José Capmany Francoy, a researcher at the Universitat Politècnica de València (UPV), has been awarded the prestigious ERC Advanced Grant worth €2.5 million from the European Research Council. Capmany will use the funding for his ANBIT project, which aims to create a new computing model that uses integrated photonics technology to complement current digital electronic computing.

jose capmany photonics UPV polytechnic of valencia computing
The UPV researcher, José Capmany. Image: UPV

The project will focus on developing photonic chips that can overcome the limitations of Moore's law, generating a paradigm shift in the information society. The ANBIT team will work for the next five years to develop analog photonic computing, a new mathematical computational model that adapts to photonics technology, making it the paradigm of the new information society of the 21st century.

Capmany explains that digital electronic computing has limitations, and it takes a long time to solve problems with multiple data that have to be managed simultaneously.

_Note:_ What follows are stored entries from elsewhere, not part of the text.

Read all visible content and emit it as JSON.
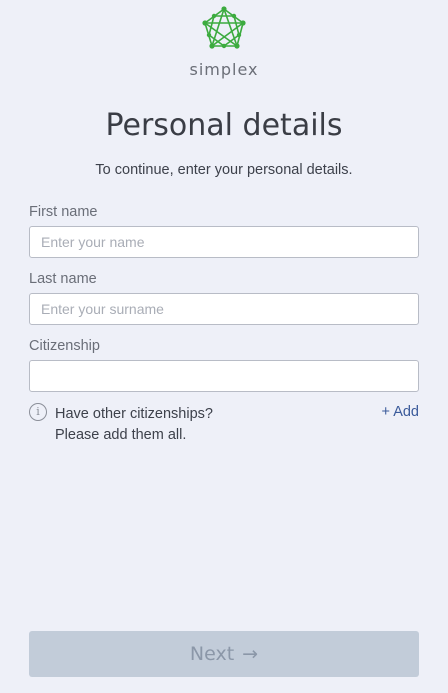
{
  "brand": {
    "name": "simplex",
    "accent_color": "#3cab3f",
    "logo_icon": "network-globe-icon"
  },
  "page": {
    "title": "Personal details",
    "subtitle": "To continue, enter your personal details."
  },
  "form": {
    "first_name": {
      "label": "First name",
      "placeholder": "Enter your name",
      "value": ""
    },
    "last_name": {
      "label": "Last name",
      "placeholder": "Enter your surname",
      "value": ""
    },
    "citizenship": {
      "label": "Citizenship",
      "placeholder": "",
      "value": ""
    }
  },
  "other_citizenships": {
    "icon": "info-icon",
    "line1": "Have other citizenships?",
    "line2": "Please add them all.",
    "add_label": "+ Add"
  },
  "actions": {
    "next_label": "Next",
    "next_arrow": "→",
    "next_enabled": false
  }
}
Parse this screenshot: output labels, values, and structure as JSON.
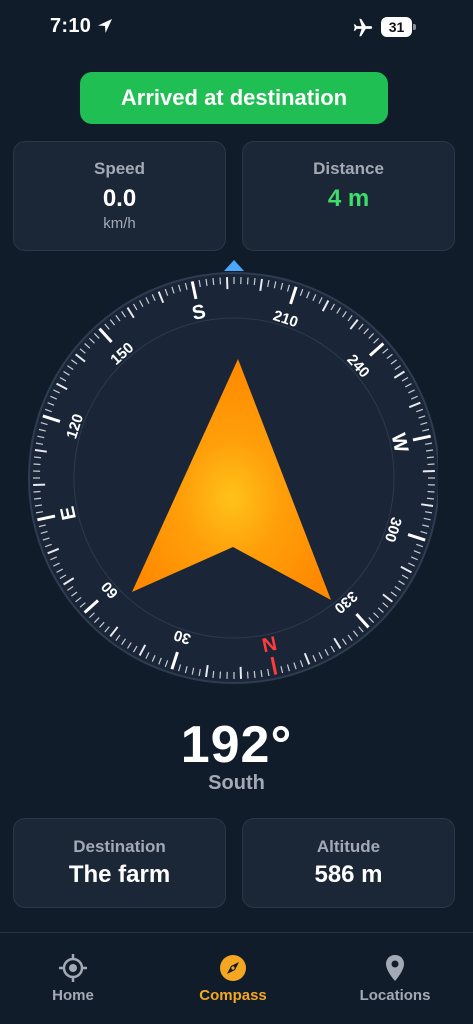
{
  "status_bar": {
    "time": "7:10",
    "battery": "31",
    "location_icon": "location-arrow-icon",
    "airplane_icon": "airplane-icon"
  },
  "banner": {
    "text": "Arrived at destination",
    "color": "#1fbf54"
  },
  "speed": {
    "label": "Speed",
    "value": "0.0",
    "unit": "km/h"
  },
  "distance": {
    "label": "Distance",
    "value": "4 m",
    "value_color": "#3ddc6b"
  },
  "compass": {
    "heading_degrees": 192,
    "cardinals": [
      "N",
      "E",
      "S",
      "W"
    ],
    "degree_labels": [
      "30",
      "60",
      "120",
      "150",
      "210",
      "240",
      "300",
      "330"
    ],
    "north_color": "#ff3b3b",
    "arrow_color": "#ff9500",
    "marker_color": "#4aa8ff"
  },
  "heading": {
    "value": "192°",
    "direction": "South"
  },
  "destination": {
    "label": "Destination",
    "value": "The farm"
  },
  "altitude": {
    "label": "Altitude",
    "value": "586 m"
  },
  "tabs": [
    {
      "label": "Home",
      "icon": "crosshair-icon",
      "active": false
    },
    {
      "label": "Compass",
      "icon": "compass-icon",
      "active": true
    },
    {
      "label": "Locations",
      "icon": "map-pin-icon",
      "active": false
    }
  ],
  "colors": {
    "background": "#111c2b",
    "card": "#1b2636",
    "accent": "#f5a623"
  }
}
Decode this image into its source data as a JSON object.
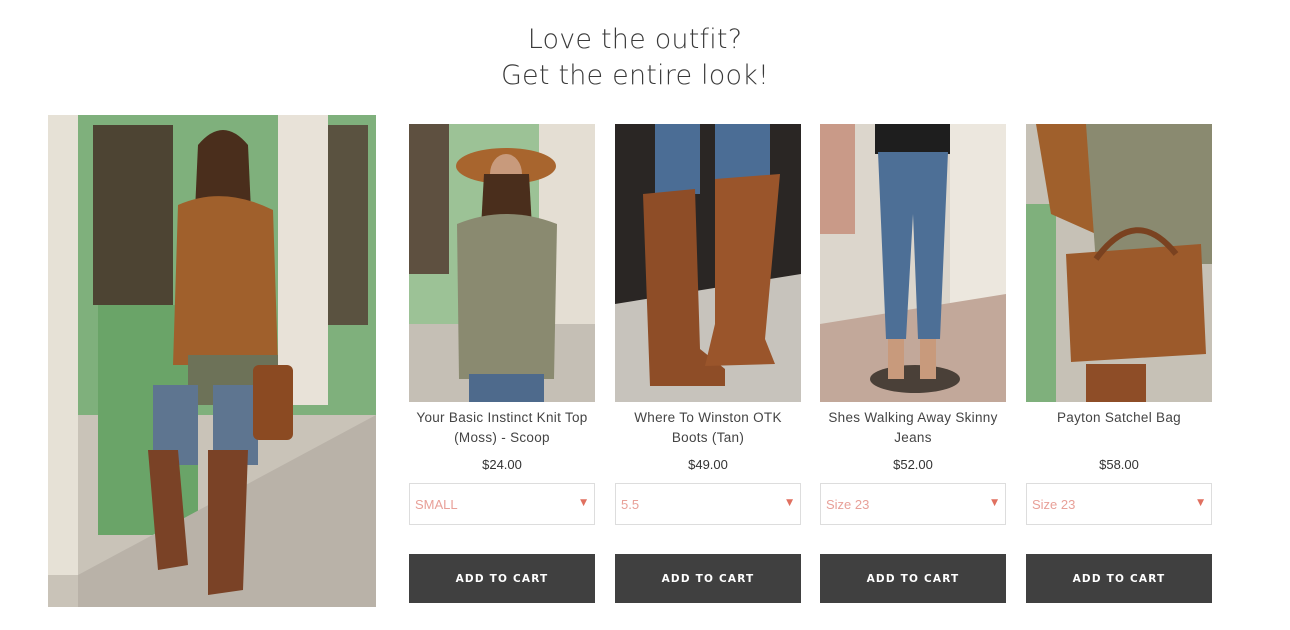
{
  "heading": {
    "line1": "Love the outfit?",
    "line2": "Get the entire look!"
  },
  "hero": {
    "icon": "outfit-photo"
  },
  "products": [
    {
      "name": "Your Basic Instinct Knit Top (Moss) - Scoop",
      "price": "$24.00",
      "size": "SMALL",
      "button": "ADD TO CART",
      "icon": "knit-top-photo"
    },
    {
      "name": "Where To Winston OTK Boots (Tan)",
      "price": "$49.00",
      "size": "5.5",
      "button": "ADD TO CART",
      "icon": "boots-photo"
    },
    {
      "name": "Shes Walking Away Skinny Jeans",
      "price": "$52.00",
      "size": "Size 23",
      "button": "ADD TO CART",
      "icon": "jeans-photo"
    },
    {
      "name": "Payton Satchel Bag",
      "price": "$58.00",
      "size": "Size 23",
      "button": "ADD TO CART",
      "icon": "satchel-bag-photo"
    }
  ],
  "colors": {
    "button_bg": "#404040",
    "select_text": "#e8a098",
    "caret": "#e07060"
  }
}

Electronic technology tries to overcome the mathematical limitations of digital computing by integrating more transistors on chips to give them more computing speed. However, the ability to double the number of transistors on a chip every two years, known as Moore's law, has come to an end. For this reason, the electronics industry will be less capable of increasing the computing speeds required by different applications in the chips. Capmany highlights that alternative mathematical models proposed to solve these limitations, such as quantum computing and neuromorphic computing, have been evolving slowly for decades. The ANBIT project aims to create a new mathematical computational model, called analog photonic computing, that adapts to photonics technology, which could complement and coexist with digital electronic computing to solve tasks where it is inefficient. If successful, ANBIT could contribute to a new revolution in information technology and society.